Ian Stewart has today been found guilty of murdering his partner Helen Bailey who he shared a home with in Royston – here we take a look back at the key points in the St Albans Crown Court trial.

Stewart, 56, drugged 51-year-old Helen for months before dumping her body in a cesspit beneath their home in Baldock Road, along with her beloved miniature dachshund Boris.

A jury at St Albans Crown Court today returned a verdict of guilty on charges of murder, fraud, preventing legal burial and three counts of perverting the course of justice.

Stewart, who is originally from Letchworth, had reported Helen missing on April 15 and was arrested on suspicion of murder on July 11.

He told the court that two men he identified only as ‘Joe and Nick’ – associates of her late husband John Sinfield, he said – had kidnapped Helen on April 11 before returning and dumping her body in the cesspit without his knowledge.

Stewart reported his partner missing at 3.37pm on April 15 – after Joe and Nick told him not to contact police, he said – and told officers she had left a note saying she needed space and had gone to their holiday home in Broadstairs, Kent.

Under cross-examination, he said of the note: “I was stuck with that lie wasn’t I?”

He failed to mention Joe and Nick for months after his arrest for murder, first writing about them in a statement on December 13 – when he said he was given a phone in prison, and the person on the line said they had sorted Joe and Nick and he could now tell the truth.

He had told the court he didn’t feel he could tell police about them before then because he was worried for Helen, and his sons Jamie and Oliver.

Mr Stewart said: “I thought I’d wait to see if she was still with Joe and Dave – sorry, Joe and Nick.”

Prosecutor Stuart Trimmer QC said Joe, Nick and the kidnap plot was a fantasy, and that it was part of a ‘long-crafted cynical and cruel plan to do away with Helen Bailey’.

After the murder, Stewart went to Bassingbourn doctors surgery to have the dressing changed on a wound from bowel surgery he had on March 18.

He also went to Royston Waste Recycling Centre to dispose of a duvet, which the prosecution said was used in the dragging of Ms Bailey’s body from the house to the cesspit. Stewart had claimed he soiled it while suffering bowel problems.

He also and went to drop papers off to Helen Bailey’s solicitor to progress with the sale of her flat, went to a bowls game in Cambridge and ordered a Chinese takeaway.

He told the court he was on auto-pilot to try to act normal at the request of Helen’s kidnappers.
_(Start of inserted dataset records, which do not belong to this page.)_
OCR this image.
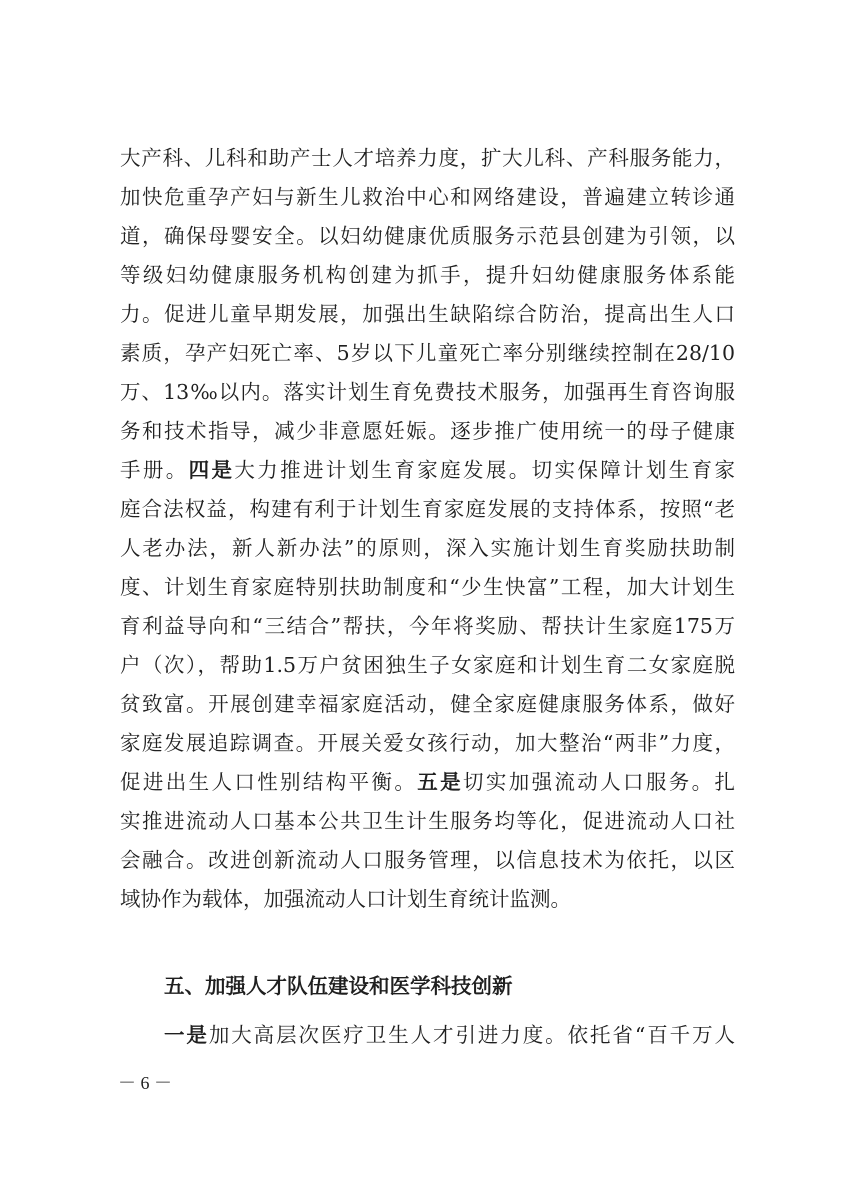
大产科、儿科和助产士人才培养力度，扩大儿科、产科服务能力，
加快危重孕产妇与新生儿救治中心和网络建设，普遍建立转诊通
道，确保母婴安全。以妇幼健康优质服务示范县创建为引领，以
等级妇幼健康服务机构创建为抓手，提升妇幼健康服务体系能
力。促进儿童早期发展，加强出生缺陷综合防治，提高出生人口
素质，孕产妇死亡率、5岁以下儿童死亡率分别继续控制在28/10
万、13‰以内。落实计划生育免费技术服务，加强再生育咨询服
务和技术指导，减少非意愿妊娠。逐步推广使用统一的母子健康
手册。四是大力推进计划生育家庭发展。切实保障计划生育家
庭合法权益，构建有利于计划生育家庭发展的支持体系，按照“老
人老办法，新人新办法”的原则，深入实施计划生育奖励扶助制
度、计划生育家庭特别扶助制度和“少生快富”工程，加大计划生
育利益导向和“三结合”帮扶，今年将奖励、帮扶计生家庭175万
户（次），帮助1.5万户贫困独生子女家庭和计划生育二女家庭脱
贫致富。开展创建幸福家庭活动，健全家庭健康服务体系，做好
家庭发展追踪调查。开展关爱女孩行动，加大整治“两非”力度，
促进出生人口性别结构平衡。五是切实加强流动人口服务。扎
实推进流动人口基本公共卫生计生服务均等化，促进流动人口社
会融合。改进创新流动人口服务管理，以信息技术为依托，以区
域协作为载体，加强流动人口计划生育统计监测。
五、加强人才队伍建设和医学科技创新
一是加大高层次医疗卫生人才引进力度。依托省“百千万人
－ 6 －
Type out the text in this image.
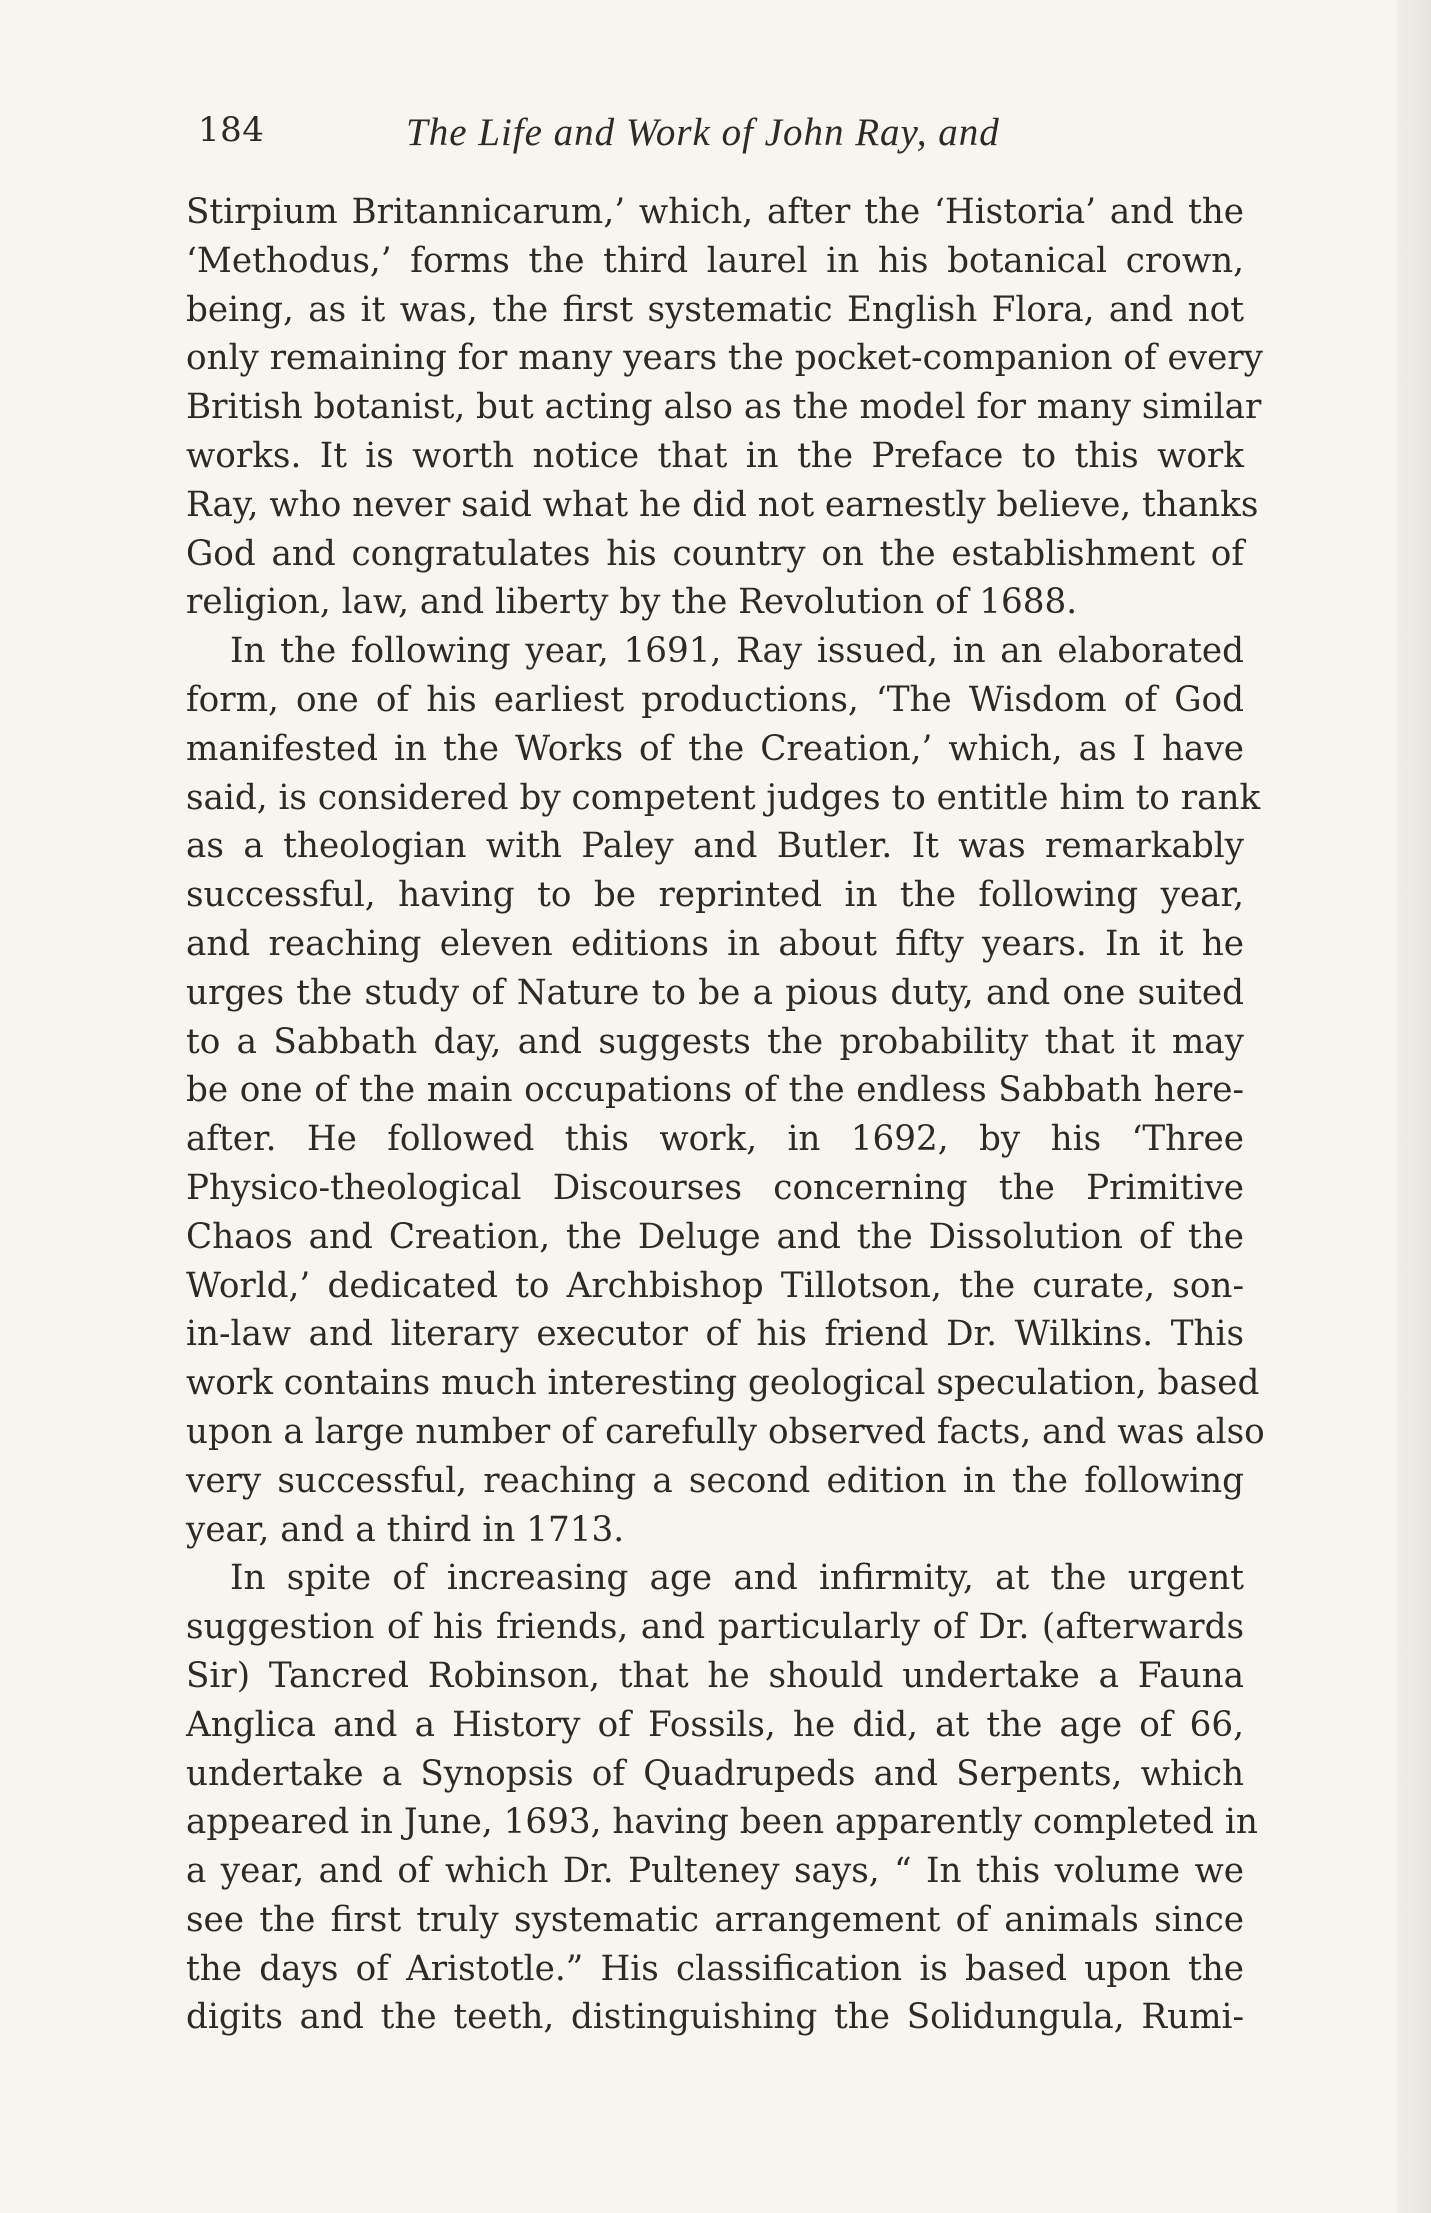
184	The Life and Work of John Ray, and
Stirpium Britannicarum,’ which, after the ‘Historia’ and the
‘Methodus,’ forms the third laurel in his botanical crown,
being, as it was, the first systematic English Flora, and not
only remaining for many years the pocket-companion of every
British botanist, but acting also as the model for many similar
works. It is worth notice that in the Preface to this work
Ray, who never said what he did not earnestly believe, thanks
God and congratulates his country on the establishment of
religion, law, and liberty by the Revolution of 1688.
In the following year, 1691, Ray issued, in an elaborated
form, one of his earliest productions, ‘The Wisdom of God
manifested in the Works of the Creation,’ which, as I have
said, is considered by competent judges to entitle him to rank
as a theologian with Paley and Butler. It was remarkably
successful, having to be reprinted in the following year,
and reaching eleven editions in about fifty years. In it he
urges the study of Nature to be a pious duty, and one suited
to a Sabbath day, and suggests the probability that it may
be one of the main occupations of the endless Sabbath here-
after. He followed this work, in 1692, by his ‘Three
Physico-theological Discourses concerning the Primitive
Chaos and Creation, the Deluge and the Dissolution of the
World,’ dedicated to Archbishop Tillotson, the curate, son-
in-law and literary executor of his friend Dr. Wilkins. This
work contains much interesting geological speculation, based
upon a large number of carefully observed facts, and was also
very successful, reaching a second edition in the following
year, and a third in 1713.
In spite of increasing age and infirmity, at the urgent
suggestion of his friends, and particularly of Dr. (afterwards
Sir) Tancred Robinson, that he should undertake a Fauna
Anglica and a History of Fossils, he did, at the age of 66,
undertake a Synopsis of Quadrupeds and Serpents, which
appeared in June, 1693, having been apparently completed in
a year, and of which Dr. Pulteney says, “ In this volume we
see the first truly systematic arrangement of animals since
the days of Aristotle.” His classification is based upon the
digits and the teeth, distinguishing the Solidungula, Rumi-
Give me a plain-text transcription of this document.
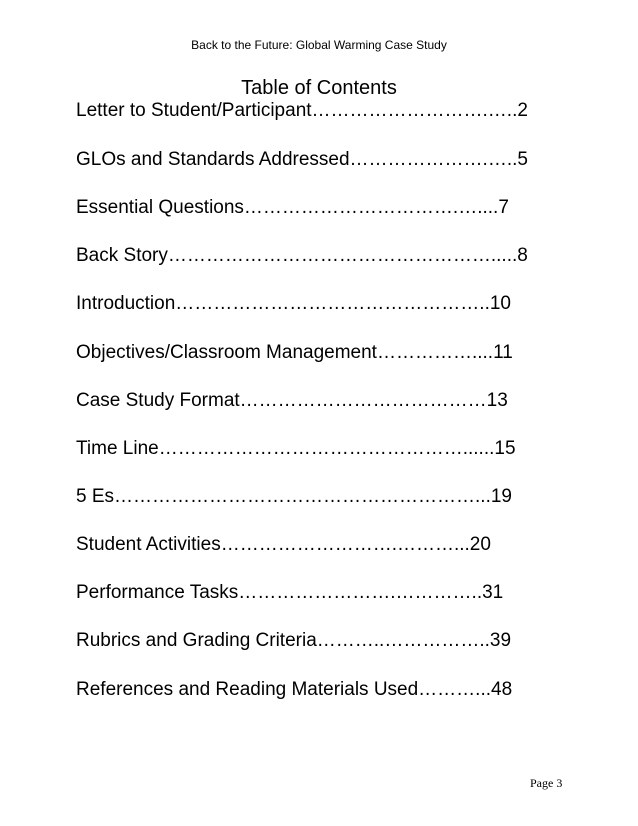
Back to the Future: Global Warming Case Study
Table of Contents
Letter to Student/Participant……………………….…..2
GLOs and Standards Addressed………………….…..5
Essential Questions…………………………….…....7
Back Story…………………………………………….....8
Introduction…………………………………………..10
Objectives/Classroom Management……………....11
Case Study Format…………………………………13
Time Line…………………………………………......15
5 Es…………………………………………………...19
Student Activities……………………….………...20
Performance Tasks…………………….…………..31
Rubrics and Grading Criteria………..……………..39
References and Reading Materials Used………...48
Page 3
While giving evidence, clean-shaven Stewart regularly became emotional, especially when speaking about Ms Bailey and his first wife Diane, who died in 2010.

The jury heard that Stewart joined an online group for widows and widowers and said that Helen contacted him first.

The pair exchanged long emails from then on – which eventually became ‘flirty’, they became intimate after a month of meeting, Stewart was named as a witness on her will in 2012, they moved into the Royston home in 2013 and by 2014 he was made beneficiary on the will and would inherit her fortune of nearly £4 million after her death.

Mr Trimmer told the court that Ms Bailey was a vulnerable bereaved woman, and that the defendant had gone onto forums for widows and widowers aware that they would have lots of money – Simon Russell Flint QC, defending, said Stewart was wealthy in his own right.

The seven-week trial heard evidence from many people, including officers in the case, Helen’s brother John Bailey, and her mother Eileen via video link.

Eileen Bailey told the court of Stewart’s relationship with Helen: “Well I felt uneasy about it, I was quite unhappy, mainly because of Helen’s state of mind.”

Helen had confided in Eileen about falling asleep in the afternoon, and had been searching online for ‘why do I keep falling asleep’.

The prosecution said that Stewart had been drugging her from February, and that her concerns about her health would prompt her to go to the doctors – who would find Zopliclone in her blood – and Stewart couldn’t risk that.

Prosecutor Mr Trimmer said: “You told the jury that she took the tablets from you, and that’s one of the most important things you’ve told the jury – because you’ve distanced yourself from the Zopliclone.”

The court heard that Stewart regularly made Helen scrambled eggs for breakfast but he didn’t on April 11, the day Ms Bailey died – it was then pointed out that he had told an officer he had.

“Why is it so important to you to say you didn’t cook her breakfast that day?” Mr Trimmer asked.

Stewart said the police interviews were confusing.

The prosecutor said: “Killing a woman like Helen is a very evil thing.” To which Stewart said it was ‘sick and disgusting’.

Mr Trimmer continued: “As far as you’re concerned you didn’t do it but, if you did, it’s a long game. You started administering Zopliclone from some time before she died.”

“That’s wrong,” Stewart had replied.

Mr Trimmer said: “Somebody who planned this would have to start it and eventually finish it. “There’s no point in giving someone a sleeping drug for no purpose. Your purpose was eventually to kill, her wasn’t it?”

Stewart, who had denied any wrongdoing, was found guilty of all charges this afternoon and will be sentenced tomorrow morning.